Ellos no se exponen a ningún debate público, no permiten la controversia ni el disenso, quien se atreve a contradecirles paga muy caro su osadía. Los dictadores vencen, pero no convencen. Una segunda particularidad que los caracteriza es su apego al poder, una vez lo alcanzan se sostienen en él a sangre y fuego. El promedio de duración de los regímenes totalitarios en África y otros países europeos como Bielorusia, Kazajistán y Tayikistán ha sido de 30 años.
En Latinoamérica los principales exponentes de estos gobiernos oprobiosos han sido Fidel Castro, quien gobernó a Cuba 52 años; Alfredo Stroessner (Paraguay) lo hizo durante 35 años; Juan Vicente Gómez dominó a Venezuela durante 27 años; Leonidas Trujillo estuvo 18 años en el poder y Hugo Chávez alcanzó a gobernar al país vecino 14 años, hasta su muerte en 2013. Venezuela es, de lejos, la nación latinoamericana que más tiempo ha permanecido bajo el yugo de la tiranía, casi 50 años en un siglo.
Es abundante el anecdotario de las bestialidades cometidas por esos bárbaros gobernantes, comenzando por el más célebre de todos, Calígula, quien nombró Cónsul a Incitatus, su caballo favorito. En Uganda el célebre Idi Amin Dada convocaba a reunión de ministros y allí terminaba engulléndose alguno, era caníbal. Igualmente fue famoso Mariano Melgarejo, dictador boliviano que a sus reuniones de ministros llevaba a su caballo Holofernes y a todos les obligaba a emborracharse hasta que terminaban durmiendo en el piso, haciendo luego que sobre ellos orinara el caballo, para regocijo del gobernante. A Trujillo le encantaba inspirar terror al punto de que alguna vez se encontró en un pueblo del oriente del país con un viejo y muy querido amigo a quien no veía hacía muchos años y al saludarlo le dijo: Hola Fernandito, aún vives, qué bueno verte. Horas más tarde mandó a buscarlo para invitarlo a cenar y sus escoltas, muertos de miedo, le contaron que lo habían matado creyendo que ese saludo – aún vives – era una especie de orden de ejecución. Los esbirros terminaron arrojados a los tiburones, que era una de sus formas predilectas de matar a sus enemigos. Su vida estuvo tan cargada de anécdotas negras que el premio Nobel Mario Vargas Llosa le dedicó una de sus mejores novelas, “La fiesta del Chivo”, donde narra algunos de sus grandes pecados.
Es larga la lista de metidas de pata del nuevo dictador venezolano, Nicolás Maduro, cuyo estilo de gobierno resulta bastante demodé en los tiempos que corren.

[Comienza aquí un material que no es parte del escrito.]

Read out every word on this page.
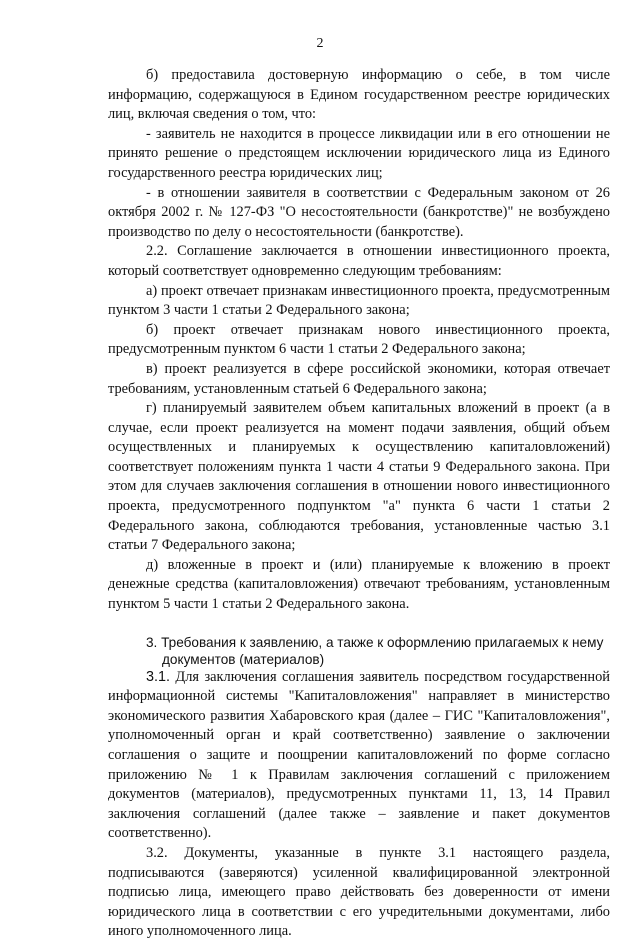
2

б) предоставила достоверную информацию о себе, в том числе информацию, содержащуюся в Едином государственном реестре юридических лиц, включая сведения о том, что:

- заявитель не находится в процессе ликвидации или в его отношении не принято решение о предстоящем исключении юридического лица из Единого государственного реестра юридических лиц;

- в отношении заявителя в соответствии с Федеральным законом от 26 октября 2002 г. № 127-ФЗ "О несостоятельности (банкротстве)" не возбуждено производство по делу о несостоятельности (банкротстве).

2.2. Соглашение заключается в отношении инвестиционного проекта, который соответствует одновременно следующим требованиям:

а) проект отвечает признакам инвестиционного проекта, предусмотренным пунктом 3 части 1 статьи 2 Федерального закона;

б) проект отвечает признакам нового инвестиционного проекта, предусмотренным пунктом 6 части 1 статьи 2 Федерального закона;

в) проект реализуется в сфере российской экономики, которая отвечает требованиям, установленным статьей 6 Федерального закона;

г) планируемый заявителем объем капитальных вложений в проект (а в случае, если проект реализуется на момент подачи заявления, общий объем осуществленных и планируемых к осуществлению капиталовложений) соответствует положениям пункта 1 части 4 статьи 9 Федерального закона. При этом для случаев заключения соглашения в отношении нового инвестиционного проекта, предусмотренного подпунктом "а" пункта 6 части 1 статьи 2 Федерального закона, соблюдаются требования, установленные частью 3.1 статьи 7 Федерального закона;

д) вложенные в проект и (или) планируемые к вложению в проект денежные средства (капиталовложения) отвечают требованиям, установленным пунктом 5 части 1 статьи 2 Федерального закона.

3. Требования к заявлению, а также к оформлению прилагаемых к нему
документов (материалов)

3.1. Для заключения соглашения заявитель посредством государственной информационной системы "Капиталовложения" направляет в министерство экономического развития Хабаровского края (далее – ГИС "Капиталовложения", уполномоченный орган и край соответственно) заявление о заключении соглашения о защите и поощрении капиталовложений по форме согласно приложению № 1 к Правилам заключения соглашений с приложением документов (материалов), предусмотренных пунктами 11, 13, 14 Правил заключения соглашений (далее также – заявление и пакет документов соответственно).

3.2. Документы, указанные в пункте 3.1 настоящего раздела, подписываются (заверяются) усиленной квалифицированной электронной подписью лица, имеющего право действовать без доверенности от имени юридического лица в соответствии с его учредительными документами, либо иного уполномоченного лица.
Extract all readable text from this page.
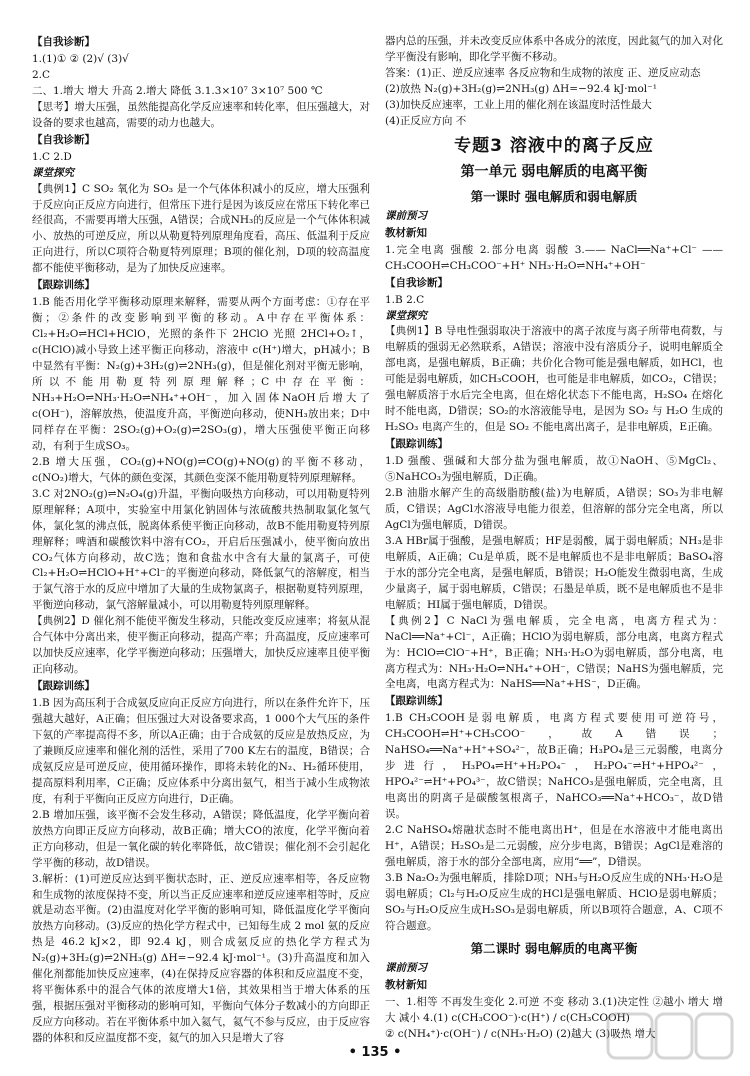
【自我诊断】
1.(1)① ② (2)√ (3)√
2.C
二、1.增大 增大 升高 2.增大 降低 3.1.3×10⁷ 3×10⁷ 500 ℃
【思考】增大压强，虽然能提高化学反应速率和转化率，但压强越大，对设备的要求也越高，需要的动力也越大。
【自我诊断】
1.C 2.D
课堂探究
【典例1】C SO₂ 氧化为 SO₃ 是一个气体体积减小的反应，增大压强利于反应向正反应方向进行，但常压下进行是因为该反应在常压下转化率已经很高，不需要再增大压强，A错误；合成NH₃的反应是一个气体体积减小、放热的可逆反应，所以从勒夏特列原理角度看，高压、低温利于反应正向进行，所以C项符合勒夏特列原理；B项的催化剂，D项的较高温度都不能使平衡移动，是为了加快反应速率。
【跟踪训练】
1.B 能否用化学平衡移动原理来解释，需要从两个方面考虑：①存在平衡；②条件的改变影响到平衡的移动。A中存在平衡体系：Cl₂+H₂O⇌HCl+HClO，光照的条件下 2HClO 光照 2HCl+O₂↑，c(HClO)减小导致上述平衡正向移动，溶液中 c(H⁺)增大，pH减小；B中显然有平衡：N₂(g)+3H₂(g)⇌2NH₃(g)，但是催化剂对平衡无影响，所以不能用勒夏特列原理解释；C中存在平衡：NH₃+H₂O⇌NH₃·H₂O⇌NH₄⁺+OH⁻，加入固体NaOH后增大了c(OH⁻)，溶解放热，使温度升高，平衡逆向移动，使NH₃放出来；D中同样存在平衡：2SO₂(g)+O₂(g)⇌2SO₃(g)，增大压强使平衡正向移动，有利于生成SO₃。
2.B 增大压强，CO₂(g)+NO(g)⇌CO(g)+NO(g)的平衡不移动，c(NO₂)增大，气体的颜色变深，其颜色变深不能用勒夏特列原理解释。
3.C 对2NO₂(g)⇌N₂O₄(g)升温，平衡向吸热方向移动，可以用勒夏特列原理解释；A项中，实验室中用氯化钠固体与浓硫酸共热制取氯化氢气体，氯化氢的沸点低，脱离体系使平衡正向移动，故B不能用勒夏特列原理解释；啤酒和碳酸饮料中溶有CO₂，开启后压强减小，使平衡向放出CO₂气体方向移动，故C选；饱和食盐水中含有大量的氯离子，可使Cl₂+H₂O⇌HClO+H⁺+Cl⁻的平衡逆向移动，降低氯气的溶解度，相当于氯气溶于水的反应中增加了大量的生成物氯离子，根据勒夏特列原理，平衡逆向移动，氯气溶解量减小，可以用勒夏特列原理解释。
【典例2】D 催化剂不能使平衡发生移动，只能改变反应速率；将氨从混合气体中分离出来，使平衡正向移动，提高产率；升高温度，反应速率可以加快反应速率，化学平衡逆向移动；压强增大，加快反应速率且使平衡正向移动。
【跟踪训练】
1.B 因为高压利于合成氨反应向正反应方向进行，所以在条件允许下，压强越大越好，A正确；但压强过大对设备要求高，1 000个大气压的条件下氨的产率提高得不多，所以A正确；由于合成氨的反应是放热反应，为了兼顾反应速率和催化剂的活性，采用了700 K左右的温度，B错误；合成氨反应是可逆反应，使用循环操作，即将未转化的N₂、H₂循环使用，提高原料利用率，C正确；反应体系中分离出氨气，相当于减小生成物浓度，有利于平衡向正反应方向进行，D正确。
2.B 增加压强，该平衡不会发生移动，A错误；降低温度，化学平衡向着放热方向即正反应方向移动，故B正确；增大CO的浓度，化学平衡向着正方向移动，但是一氧化碳的转化率降低，故C错误；催化剂不会引起化学平衡的移动，故D错误。
3.解析：(1)可逆反应达到平衡状态时，正、逆反应速率相等，各反应物和生成物的浓度保持不变，所以当正反应速率和逆反应速率相等时，反应就是动态平衡。(2)由温度对化学平衡的影响可知，降低温度化学平衡向放热方向移动。(3)反应的热化学方程式中，已知每生成 2 mol 氨的反应热是 46.2 kJ×2，即 92.4 kJ，则合成氨反应的热化学方程式为 N₂(g)+3H₂(g)⇌2NH₃(g) ΔH=−92.4 kJ·mol⁻¹。(3)升高温度和加入催化剂都能加快反应速率，(4)在保持反应容器的体积和反应温度不变，将平衡体系中的混合气体的浓度增大1倍，其效果相当于增大体系的压强，根据压强对平衡移动的影响可知，平衡向气体分子数减小的方向即正反应方向移动。若在平衡体系中加入氦气，氦气不参与反应，由于反应容器的体积和反应温度都不变，氦气的加入只是增大了容
器内总的压强，并未改变反应体系中各成分的浓度，因此氦气的加入对化学平衡没有影响，即化学平衡不移动。
答案：(1)正、逆反应速率 各反应物和生成物的浓度 正、逆反应动态
(2)放热 N₂(g)+3H₂(g)⇌2NH₃(g) ΔH=−92.4 kJ·mol⁻¹
(3)加快反应速率，工业上用的催化剂在该温度时活性最大
(4)正反应方向 不
专题3 溶液中的离子反应
第一单元 弱电解质的电离平衡
第一课时 强电解质和弱电解质
课前预习
教材新知
1.完全电离 强酸 2.部分电离 弱酸 3.—— NaCl══Na⁺+Cl⁻ —— CH₃COOH⇌CH₃COO⁻+H⁺ NH₃·H₂O⇌NH₄⁺+OH⁻
【自我诊断】
1.B 2.C
课堂探究
【典例1】B 导电性强弱取决于溶液中的离子浓度与离子所带电荷数，与电解质的强弱无必然联系，A错误；溶液中没有溶质分子，说明电解质全部电离，是强电解质，B正确；共价化合物可能是强电解质，如HCl，也可能是弱电解质，如CH₃COOH，也可能是非电解质，如CO₂，C错误；强电解质溶于水后完全电离，但在熔化状态下不能电离，H₂SO₄ 在熔化时不能电离，D错误；SO₂的水溶液能导电，是因为 SO₂ 与 H₂O 生成的 H₂SO₃ 电离产生的，但是 SO₂ 不能电离出离子，是非电解质，E正确。
【跟踪训练】
1.D 强酸、强碱和大部分盐为强电解质，故①NaOH、⑤MgCl₂、⑤NaHCO₃为强电解质，D正确。
2.B 油脂水解产生的高级脂肪酸(盐)为电解质，A错误；SO₃为非电解质，C错误；AgCl水溶液导电能力很差，但溶解的部分完全电离，所以AgCl为强电解质，D错误。
3.A HBr属于强酸，是强电解质；HF是弱酸，属于弱电解质；NH₃是非电解质，A正确；Cu是单质，既不是电解质也不是非电解质；BaSO₄溶于水的部分完全电离，是强电解质，B错误；H₂O能发生微弱电离，生成少量离子，属于弱电解质，C错误；石墨是单质，既不是电解质也不是非电解质；HI属于强电解质，D错误。
【典例2】C NaCl为强电解质，完全电离，电离方程式为：NaCl══Na⁺+Cl⁻，A正确；HClO为弱电解质，部分电离，电离方程式为：HClO⇌ClO⁻+H⁺，B正确；NH₃·H₂O为弱电解质，部分电离，电离方程式为：NH₃·H₂O⇌NH₄⁺+OH⁻，C错误；NaHS为强电解质，完全电离，电离方程式为：NaHS══Na⁺+HS⁻，D正确。
【跟踪训练】
1.B CH₃COOH是弱电解质，电离方程式要使用可逆符号，CH₃COOH⇌H⁺+CH₃COO⁻，故A错误；NaHSO₄══Na⁺+H⁺+SO₄²⁻，故B正确；H₃PO₄是三元弱酸，电离分步进行，H₃PO₄⇌H⁺+H₂PO₄⁻，H₂PO₄⁻⇌H⁺+HPO₄²⁻，HPO₄²⁻⇌H⁺+PO₄³⁻，故C错误；NaHCO₃是强电解质，完全电离，且电离出的阴离子是碳酸氢根离子，NaHCO₃══Na⁺+HCO₃⁻，故D错误。
2.C NaHSO₄熔融状态时不能电离出H⁺，但是在水溶液中才能电离出H⁺，A错误；H₂SO₃是二元弱酸，应分步电离，B错误；AgCl是难溶的强电解质，溶于水的部分全部电离，应用“══”，D错误。
3.B Na₂O₂为强电解质，排除D项；NH₃与H₂O反应生成的NH₃·H₂O是弱电解质；Cl₂与H₂O反应生成的HCl是强电解质、HClO是弱电解质；SO₂与H₂O反应生成H₂SO₃是弱电解质，所以B项符合题意，A、C项不符合题意。
第二课时 弱电解质的电离平衡
课前预习
教材新知
一、1.相等 不再发生变化 2.可逆 不变 移动 3.(1)决定性 ②越小 增大 增大 减小 4.(1) c(CH₃COO⁻)·c(H⁺) / c(CH₃COOH)
② c(NH₄⁺)·c(OH⁻) / c(NH₃·H₂O) (2)越大 (3)吸热 增大
• 135 •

Silenciar todos los medios de comunicación que no le son afectos es algo que luce detestable, como también lo son sus estúpidas actuaciones cargadas de soberbia, como la de no dejar entrar las ayudas humanitarias porque eso significaría admitir que el país está en ruinas. Los venezolanos se sienten muy avergonzados que en televisión y redes sociales aparezca su presidente enredado con la simple suma de 6+7, o pronunciando de manera terrible el idioma inglés.
Tampoco soportan verlo bailando salsa con su mujer en actos públicos en los que hace anuncios de nuevas medidas económicas que esta vez sí traerán prosperidad.